5. https://www.merriam-webster.com/dictionary/affair
6. https://profiles.nlm.nih.gov/ps/access/nnbckv.pdf

This Post Has 4 Comments
  1. My h is a recovering sex addict. He relapsed in June of 2018 and has struggled with pornography since. He was very defensive when I confronted him about his addiction. He became emotionally abusive. I made up my mind to file for divorce in January and prayed for God to show me if I needed to do something else…to work a miracle. My h went to a long weekend intensive for sex addiction in early Nov and has been like a different person since. He is kind, helpful and thoughtful.
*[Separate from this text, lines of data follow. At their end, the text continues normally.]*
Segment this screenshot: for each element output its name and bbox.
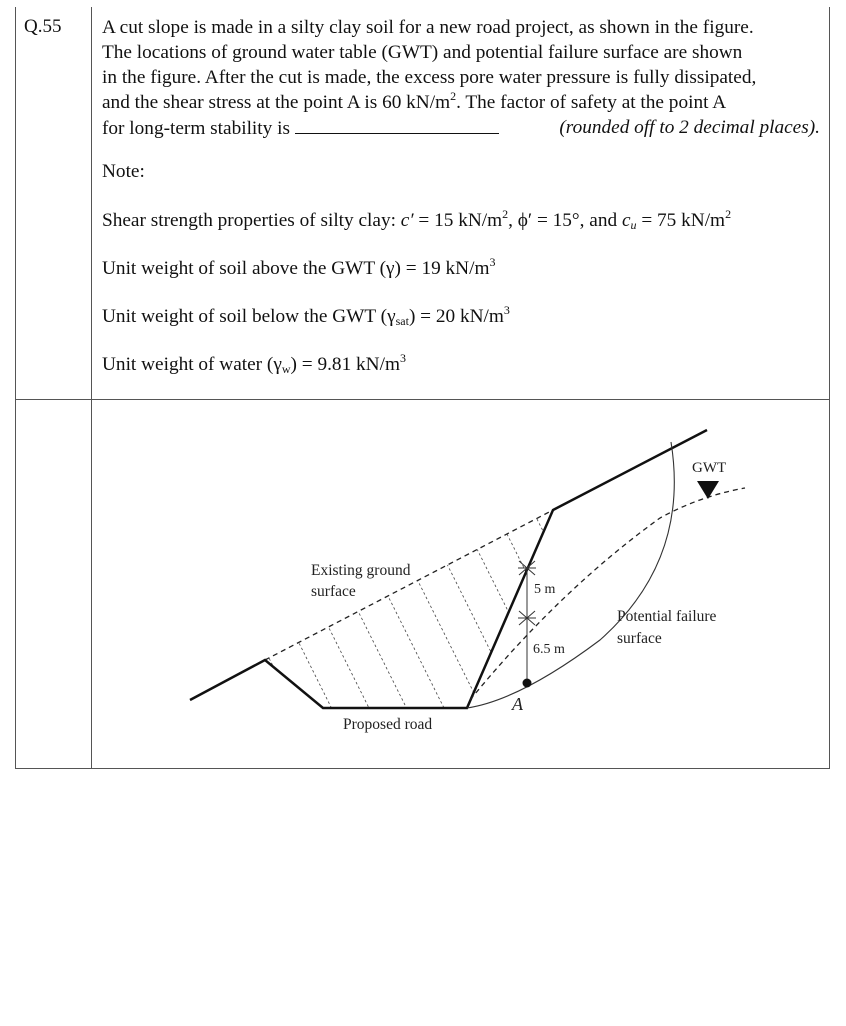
question-line-4: and the shear stress at the point A is 60 $kN/m^2$. The factor of safety at the point A: [102, 89, 727, 113]
gwt-line: [470, 488, 745, 700]
existing-ground-line: [265, 510, 553, 660]
label-dim-5m: 5 m: [534, 582, 556, 597]
label-dim-6-5m: 6.5 m: [533, 642, 565, 657]
label-potential-failure-2: surface: [617, 630, 662, 647]
rounding-instruction: (rounded off to 2 decimal places).: [559, 117, 820, 138]
gwt-triangle-icon: [697, 481, 719, 499]
question-number: Q.55: [24, 16, 62, 37]
question-line-3: in the figure. After the cut is made, the excess pore water pressure is fully dissipated,: [102, 67, 757, 88]
label-point-a: A: [512, 694, 523, 714]
label-proposed-road: Proposed road: [343, 716, 433, 733]
question-line-5: for long-term stability is (rounded off to 2 decimal places).: [102, 117, 820, 139]
label-existing-ground-2: surface: [311, 583, 356, 600]
question-line-1: A cut slope is made in a silty clay soil for a new road project, as shown in the figure.: [102, 17, 754, 38]
label-existing-ground-1: Existing ground: [311, 562, 411, 579]
note-heading: Note:: [102, 161, 145, 182]
unit-weight-below-gwt: Unit weight of soil below the GWT $(\gamma_{sat}) = 20$ $kN/m^3$: [102, 303, 510, 328]
label-potential-failure-1: Potential failure: [617, 608, 717, 625]
point-a-marker: [523, 679, 532, 688]
failure-surface-arc: [467, 442, 674, 708]
label-gwt: GWT: [692, 460, 727, 476]
question-line-2: The locations of ground water table (GWT) and potential failure surface are shown: [102, 42, 743, 63]
ground-profile: [190, 430, 707, 708]
unit-weight-water: Unit weight of water $(\gamma_w) = 9.81$ $kN/m^3$: [102, 351, 406, 376]
unit-weight-above-gwt: Unit weight of soil above the GWT (γ) = 19 $kN/m^3$: [102, 255, 496, 279]
shear-strength-properties: Shear strength properties of silty clay: c′ = 15 $kN/m^2$, ϕ′ = 15°, and $c_u = 75$ $kN/m^2$: [102, 207, 732, 232]
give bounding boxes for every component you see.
I am seeing him do recovery work. I’m afraid of getting hurt again and want to know if this is real change. Any thoughts?

    1. Hi Hilary,

      I completely hear you. It’s so hard to trust again when you’ve been so deeply hurt. Real change includes humility and hard work over time. You may want to read the chapter in my book Intimate Deception: Healing the Wounds of Sexual Betrayal called “To Tell the Truth” as there are some great suggestions for the benefits of truth-telling over time. Your husband my want to read the chapter, “How He Can Help You Heal.” It has some great information on the importance of truth-telling and recovery.

      Brave On!
      Dr. Sheri

  2. Hi Dr Sherri….My 21 yr marriage is a casualty of the porn industry. My ex brought it into our marriage and 21 yrs later even though he said he wanted freedom he left at my request with his addiction fully active. I went through hell and back. I am now seeking healing through a christian therapist using EMDR. Thank you Dr. Sherri for your book and opening my eyes to getting help for trauma. There have been many in my marriage. One of the biggest is the lack of validation and support that the church offers. We went to many counsellors, marriage conferences, intensives, prayer counselling, deliverance prayers and nothing changed. My ex was part of a support group for sexual healing at a church and the men coddled each other, talked about how broken they were and continued in their addictions. I was lead to believe that it was my fault. I was told it’s not that bad and because it’s not physical adultery then it’s not adultery. My ex continued to lust after other women for our whole marriage. I was treated so poorly. I would like the church to stand up and help women like me that were caught up in these lies. I know there are many other women in my position and they probably feel as alone as I did. The church really needs to stop shooting it’s own. God Bless you for coming along side women and validating their pain.

    1. Hey Karen,

      I’m so so sorry for your experience. Recently I was asked to do a roundtable discussion for a Promise Keepers event https://promisekeepers.org/ in 2020 where they interviewed 5 women on the impact of pornography, sex trafficking, and sexual betrayal. The Honorable Vance Day, who is one of the leaders for Promise Keepers, called pornography and cyber-sex “virtual infidelity.” I couldn’t have been happier to hear that out of the mouth of a man who’s so respected. I, like you, want the message to change in the church. It needs to, for everyone’s sake. Thanks for sharing so passionately.